Mark Emmert says the NCAA is being cautious before it opens investigations at schools linked to corruption trials
Emmert says any investigations of schools accused of cheating would not be finished by the Final Four
NEW YORK – The NCAA has "the manpower and the willpower" to investigate schools implicated in the recent shoe company trials, NCAA President Mark Emmert said Wednesday.
However, Emmert said any investigations would not be complete before the Final Four concludes in April.
The conviction of three men in the pay-for-play scandal has the potential to be the biggest enforcement endeavor in the association's history.
"We're moving forward as assertively as we can while still having to respect that [legal] process," Emmert said at a sports business conference.
That begins to answer huge remaining question: Does the NCAA have the willingness to take on such a wide-ranging case that could impact some of the game's bluebloods.
"We certainly have the manpower and the willpower," Emmert told a small gathering of reporters after speaking at the Learfield Intercollegiate Athletic Forum. "Having said that, that doesn't mean we can operate beyond our brief.
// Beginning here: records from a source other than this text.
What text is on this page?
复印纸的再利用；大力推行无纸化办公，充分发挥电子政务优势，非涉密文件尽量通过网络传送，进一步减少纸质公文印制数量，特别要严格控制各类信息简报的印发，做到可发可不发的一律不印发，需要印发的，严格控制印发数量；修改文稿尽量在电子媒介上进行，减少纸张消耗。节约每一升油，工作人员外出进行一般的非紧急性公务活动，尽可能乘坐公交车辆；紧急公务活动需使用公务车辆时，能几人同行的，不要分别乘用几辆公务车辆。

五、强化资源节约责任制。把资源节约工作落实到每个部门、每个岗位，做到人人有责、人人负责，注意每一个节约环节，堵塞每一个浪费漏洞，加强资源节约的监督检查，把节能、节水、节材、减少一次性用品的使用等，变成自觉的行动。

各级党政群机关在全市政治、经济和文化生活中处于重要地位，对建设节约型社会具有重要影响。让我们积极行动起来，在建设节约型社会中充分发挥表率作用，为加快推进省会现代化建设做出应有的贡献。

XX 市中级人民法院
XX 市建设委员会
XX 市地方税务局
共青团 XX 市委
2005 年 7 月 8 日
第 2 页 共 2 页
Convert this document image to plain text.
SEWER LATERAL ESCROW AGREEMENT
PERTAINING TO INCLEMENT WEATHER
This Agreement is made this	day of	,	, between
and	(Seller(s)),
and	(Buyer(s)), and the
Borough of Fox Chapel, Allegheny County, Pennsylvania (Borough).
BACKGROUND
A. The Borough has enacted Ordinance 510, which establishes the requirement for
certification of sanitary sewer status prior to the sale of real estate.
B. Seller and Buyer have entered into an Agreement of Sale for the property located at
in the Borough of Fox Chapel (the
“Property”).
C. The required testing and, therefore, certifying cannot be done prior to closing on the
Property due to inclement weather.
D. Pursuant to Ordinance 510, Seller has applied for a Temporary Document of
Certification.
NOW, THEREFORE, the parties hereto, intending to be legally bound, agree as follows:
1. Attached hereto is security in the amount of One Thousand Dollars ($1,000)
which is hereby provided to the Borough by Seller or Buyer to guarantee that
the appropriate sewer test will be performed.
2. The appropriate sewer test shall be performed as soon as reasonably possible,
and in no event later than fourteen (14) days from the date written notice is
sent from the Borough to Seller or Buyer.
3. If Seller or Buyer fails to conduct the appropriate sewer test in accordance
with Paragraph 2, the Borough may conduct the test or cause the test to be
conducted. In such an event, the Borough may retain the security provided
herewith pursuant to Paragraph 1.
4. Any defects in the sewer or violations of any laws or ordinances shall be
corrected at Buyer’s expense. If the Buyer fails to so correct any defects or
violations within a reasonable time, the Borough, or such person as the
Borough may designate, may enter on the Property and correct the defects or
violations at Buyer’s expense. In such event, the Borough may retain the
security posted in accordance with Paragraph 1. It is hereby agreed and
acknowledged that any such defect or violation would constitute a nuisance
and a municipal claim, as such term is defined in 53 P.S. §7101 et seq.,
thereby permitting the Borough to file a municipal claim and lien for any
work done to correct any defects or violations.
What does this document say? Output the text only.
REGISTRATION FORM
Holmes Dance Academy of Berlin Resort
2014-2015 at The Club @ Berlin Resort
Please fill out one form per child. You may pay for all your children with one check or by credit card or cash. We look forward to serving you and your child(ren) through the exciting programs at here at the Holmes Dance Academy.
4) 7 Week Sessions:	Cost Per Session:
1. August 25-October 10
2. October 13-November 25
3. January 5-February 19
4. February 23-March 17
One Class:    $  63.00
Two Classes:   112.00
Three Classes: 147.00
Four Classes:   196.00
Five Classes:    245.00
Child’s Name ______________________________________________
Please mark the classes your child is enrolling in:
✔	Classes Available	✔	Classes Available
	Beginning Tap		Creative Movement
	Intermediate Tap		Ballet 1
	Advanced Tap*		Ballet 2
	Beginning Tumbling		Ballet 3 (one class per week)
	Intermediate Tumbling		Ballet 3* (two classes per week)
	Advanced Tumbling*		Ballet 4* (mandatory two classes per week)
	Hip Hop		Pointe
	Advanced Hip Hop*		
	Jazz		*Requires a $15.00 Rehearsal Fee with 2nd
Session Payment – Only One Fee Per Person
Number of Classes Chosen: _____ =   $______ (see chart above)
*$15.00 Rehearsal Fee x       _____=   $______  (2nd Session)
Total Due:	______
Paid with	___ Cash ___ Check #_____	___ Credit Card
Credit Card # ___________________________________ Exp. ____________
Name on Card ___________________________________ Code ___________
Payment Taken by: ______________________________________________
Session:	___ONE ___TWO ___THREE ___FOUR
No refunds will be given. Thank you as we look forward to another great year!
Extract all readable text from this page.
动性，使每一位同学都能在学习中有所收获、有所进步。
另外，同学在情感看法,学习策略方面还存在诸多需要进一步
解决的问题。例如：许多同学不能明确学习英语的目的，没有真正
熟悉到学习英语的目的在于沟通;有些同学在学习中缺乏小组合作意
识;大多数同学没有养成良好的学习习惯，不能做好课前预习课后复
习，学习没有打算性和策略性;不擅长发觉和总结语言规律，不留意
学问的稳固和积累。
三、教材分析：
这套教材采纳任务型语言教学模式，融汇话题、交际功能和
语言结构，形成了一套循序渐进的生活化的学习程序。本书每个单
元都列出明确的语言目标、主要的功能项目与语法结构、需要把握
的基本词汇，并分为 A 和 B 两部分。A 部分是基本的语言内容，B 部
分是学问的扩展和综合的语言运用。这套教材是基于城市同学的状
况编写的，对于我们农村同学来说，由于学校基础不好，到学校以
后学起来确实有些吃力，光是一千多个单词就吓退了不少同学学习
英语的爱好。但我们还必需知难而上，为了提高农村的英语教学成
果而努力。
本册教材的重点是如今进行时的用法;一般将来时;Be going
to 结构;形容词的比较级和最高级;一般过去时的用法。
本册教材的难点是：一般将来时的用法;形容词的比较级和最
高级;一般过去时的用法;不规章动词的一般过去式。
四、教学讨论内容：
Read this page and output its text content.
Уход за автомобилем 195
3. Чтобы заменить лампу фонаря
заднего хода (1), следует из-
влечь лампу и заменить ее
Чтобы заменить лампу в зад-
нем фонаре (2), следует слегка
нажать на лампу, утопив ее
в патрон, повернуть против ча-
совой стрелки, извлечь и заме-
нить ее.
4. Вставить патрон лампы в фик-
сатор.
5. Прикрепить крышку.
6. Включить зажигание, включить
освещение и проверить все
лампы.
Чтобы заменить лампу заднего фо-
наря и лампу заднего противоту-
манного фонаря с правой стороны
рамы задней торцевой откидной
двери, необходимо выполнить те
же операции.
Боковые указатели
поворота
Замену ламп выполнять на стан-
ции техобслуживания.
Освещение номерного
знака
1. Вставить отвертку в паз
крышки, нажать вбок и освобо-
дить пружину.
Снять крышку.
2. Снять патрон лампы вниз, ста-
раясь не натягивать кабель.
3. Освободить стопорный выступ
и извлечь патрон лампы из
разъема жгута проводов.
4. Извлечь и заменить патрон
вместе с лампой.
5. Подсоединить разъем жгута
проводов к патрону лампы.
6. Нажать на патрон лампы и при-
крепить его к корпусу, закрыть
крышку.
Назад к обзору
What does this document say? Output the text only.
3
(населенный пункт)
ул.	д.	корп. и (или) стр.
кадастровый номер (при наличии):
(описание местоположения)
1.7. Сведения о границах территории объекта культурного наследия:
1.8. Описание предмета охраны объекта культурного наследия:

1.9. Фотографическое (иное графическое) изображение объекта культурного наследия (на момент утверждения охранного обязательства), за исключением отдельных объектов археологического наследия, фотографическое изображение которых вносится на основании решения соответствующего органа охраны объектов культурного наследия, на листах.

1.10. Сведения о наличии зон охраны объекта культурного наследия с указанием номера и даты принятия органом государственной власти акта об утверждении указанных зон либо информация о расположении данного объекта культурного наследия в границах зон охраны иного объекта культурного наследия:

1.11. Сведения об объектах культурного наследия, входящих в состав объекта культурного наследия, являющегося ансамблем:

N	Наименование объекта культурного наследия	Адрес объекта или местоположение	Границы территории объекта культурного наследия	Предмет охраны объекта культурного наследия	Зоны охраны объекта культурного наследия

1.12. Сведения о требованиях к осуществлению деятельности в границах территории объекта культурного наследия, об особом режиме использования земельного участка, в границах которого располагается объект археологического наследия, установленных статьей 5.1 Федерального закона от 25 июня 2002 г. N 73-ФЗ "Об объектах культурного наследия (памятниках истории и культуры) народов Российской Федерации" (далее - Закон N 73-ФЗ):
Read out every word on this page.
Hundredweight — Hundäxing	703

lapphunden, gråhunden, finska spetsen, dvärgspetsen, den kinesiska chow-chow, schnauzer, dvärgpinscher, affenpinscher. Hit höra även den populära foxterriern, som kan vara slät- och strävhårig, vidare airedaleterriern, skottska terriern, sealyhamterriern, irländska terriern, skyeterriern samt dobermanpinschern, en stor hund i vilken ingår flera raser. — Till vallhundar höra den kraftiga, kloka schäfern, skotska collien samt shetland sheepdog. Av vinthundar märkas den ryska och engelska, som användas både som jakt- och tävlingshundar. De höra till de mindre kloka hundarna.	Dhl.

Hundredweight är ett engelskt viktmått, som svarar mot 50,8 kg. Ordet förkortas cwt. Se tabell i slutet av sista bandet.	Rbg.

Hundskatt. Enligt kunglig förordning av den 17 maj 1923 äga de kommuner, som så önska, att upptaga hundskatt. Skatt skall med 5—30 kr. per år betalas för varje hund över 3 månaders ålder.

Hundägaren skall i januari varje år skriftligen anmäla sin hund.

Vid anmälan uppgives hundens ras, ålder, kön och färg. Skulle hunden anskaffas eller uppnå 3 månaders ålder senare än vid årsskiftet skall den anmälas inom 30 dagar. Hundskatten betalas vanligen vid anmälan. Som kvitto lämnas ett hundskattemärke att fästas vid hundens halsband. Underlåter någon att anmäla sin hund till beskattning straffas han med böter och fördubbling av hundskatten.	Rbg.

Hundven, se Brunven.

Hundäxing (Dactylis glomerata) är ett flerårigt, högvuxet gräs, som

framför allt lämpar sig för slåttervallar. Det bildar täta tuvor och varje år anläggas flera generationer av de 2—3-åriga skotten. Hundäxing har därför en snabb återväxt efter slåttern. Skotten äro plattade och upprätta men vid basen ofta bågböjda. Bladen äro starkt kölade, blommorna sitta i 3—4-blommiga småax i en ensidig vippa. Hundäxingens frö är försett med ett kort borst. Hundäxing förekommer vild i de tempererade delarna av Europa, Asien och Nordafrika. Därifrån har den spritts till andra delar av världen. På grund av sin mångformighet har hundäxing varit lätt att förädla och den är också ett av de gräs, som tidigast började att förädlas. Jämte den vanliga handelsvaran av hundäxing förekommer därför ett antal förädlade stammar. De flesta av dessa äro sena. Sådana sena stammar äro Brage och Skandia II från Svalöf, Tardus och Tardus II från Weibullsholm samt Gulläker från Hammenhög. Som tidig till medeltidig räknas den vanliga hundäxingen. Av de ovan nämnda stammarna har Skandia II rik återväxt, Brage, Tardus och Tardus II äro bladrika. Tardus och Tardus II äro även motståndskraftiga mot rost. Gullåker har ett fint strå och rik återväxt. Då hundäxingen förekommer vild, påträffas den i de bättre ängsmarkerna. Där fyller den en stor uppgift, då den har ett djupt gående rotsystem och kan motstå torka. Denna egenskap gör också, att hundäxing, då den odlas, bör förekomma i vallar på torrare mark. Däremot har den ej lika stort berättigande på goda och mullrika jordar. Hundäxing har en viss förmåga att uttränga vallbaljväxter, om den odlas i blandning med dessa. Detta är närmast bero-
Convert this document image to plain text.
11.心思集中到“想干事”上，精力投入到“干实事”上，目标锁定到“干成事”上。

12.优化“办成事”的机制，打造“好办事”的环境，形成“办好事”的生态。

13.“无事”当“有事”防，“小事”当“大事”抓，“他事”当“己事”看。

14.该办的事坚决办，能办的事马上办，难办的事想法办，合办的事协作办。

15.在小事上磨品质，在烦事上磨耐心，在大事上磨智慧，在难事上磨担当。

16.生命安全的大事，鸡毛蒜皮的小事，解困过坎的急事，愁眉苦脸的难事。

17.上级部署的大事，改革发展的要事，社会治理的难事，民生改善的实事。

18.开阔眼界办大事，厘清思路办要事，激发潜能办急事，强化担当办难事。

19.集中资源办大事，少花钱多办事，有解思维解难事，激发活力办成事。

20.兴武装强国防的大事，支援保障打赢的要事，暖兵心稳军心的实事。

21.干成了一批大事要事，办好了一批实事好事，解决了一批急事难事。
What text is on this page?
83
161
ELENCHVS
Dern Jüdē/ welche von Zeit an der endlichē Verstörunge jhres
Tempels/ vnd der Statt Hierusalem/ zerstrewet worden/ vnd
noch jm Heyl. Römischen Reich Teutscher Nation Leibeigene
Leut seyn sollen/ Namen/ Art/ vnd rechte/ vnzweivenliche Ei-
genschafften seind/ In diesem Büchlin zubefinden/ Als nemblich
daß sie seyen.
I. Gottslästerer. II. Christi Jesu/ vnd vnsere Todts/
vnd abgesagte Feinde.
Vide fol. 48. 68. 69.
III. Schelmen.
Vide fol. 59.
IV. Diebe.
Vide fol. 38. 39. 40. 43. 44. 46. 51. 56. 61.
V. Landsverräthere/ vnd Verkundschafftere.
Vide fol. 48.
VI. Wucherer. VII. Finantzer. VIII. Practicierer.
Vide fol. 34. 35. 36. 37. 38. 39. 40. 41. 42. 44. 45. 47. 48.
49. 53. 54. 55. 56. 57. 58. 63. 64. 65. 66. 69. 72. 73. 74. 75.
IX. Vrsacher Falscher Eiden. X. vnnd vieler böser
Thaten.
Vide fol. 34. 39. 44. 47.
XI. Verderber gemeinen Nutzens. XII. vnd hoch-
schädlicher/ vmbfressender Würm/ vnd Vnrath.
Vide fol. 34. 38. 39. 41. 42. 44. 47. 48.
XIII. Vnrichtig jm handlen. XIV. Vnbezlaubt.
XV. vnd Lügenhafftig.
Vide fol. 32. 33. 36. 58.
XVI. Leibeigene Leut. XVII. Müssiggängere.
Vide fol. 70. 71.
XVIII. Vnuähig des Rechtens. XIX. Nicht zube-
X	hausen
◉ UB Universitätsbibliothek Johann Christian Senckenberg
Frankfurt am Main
We're very attentive to it. My people are working on it."
The NCAA changed its rules this year to adopt information revealed in court cases for its investigations. The FBI recently allowed the NCAA to adopt some of the evidence it developed in the conviction of two former adidas representatives and an aspiring agent.
The NCAA reforms call for stricter penalties against schools and coaches who engage in this activity. Yahoo Sports reported last month the NCAA has been given permission by federal authorities to begin its own investigations.
"It is still the case ... that there are ongoing trials," Emmert said. "We have to be very respectful of that process. There is some assumptions in some quarters that we get all access to all the evidence gathered by the FBI. That's not true.
"That doesn't mean the FBI is backing up to Indianapolis and dumping out all its files."
A wiretap involving a Kansas assistant coach revealed that the father of Duke star freshman Zion Williamson was allegedly seeking extra benefits in the form of a house, a job and cash. Neither Kansas nor Duke has been found guilty of any wrongdoing.
That could change. One person intimately familiar with the NCAA enforcement process told CBS Sports if the enforcement division didn't go in on these cases, "what little credibility they have will be gone if they are unable to process cases from this."
Another person familiar with the process suggested it would be unfair to the 300 or so Division I schools who don't traffic in the sometimes-seedy recruiting of top 50 players.
"We want to do everything we can to make sure we're promoting the ethics of the game," Emmert said. "This has cast a very bad light on college basketball. We're not going to have everything wrapped up by the Final Four."
That risks the possibility that any schools later penalized could have their appearance vacated in the tournament and Final Four. earlier this year, Louisville became the first men's Division I basketball program to have its its national championship vacated.
This year the NCAA adopted sweeping reforms recommended by the commission chaired by former secretary of state Condoleezza Rice.
The reforms include stiffer penalties and the addition of independent, outside persons to the adjudicative process.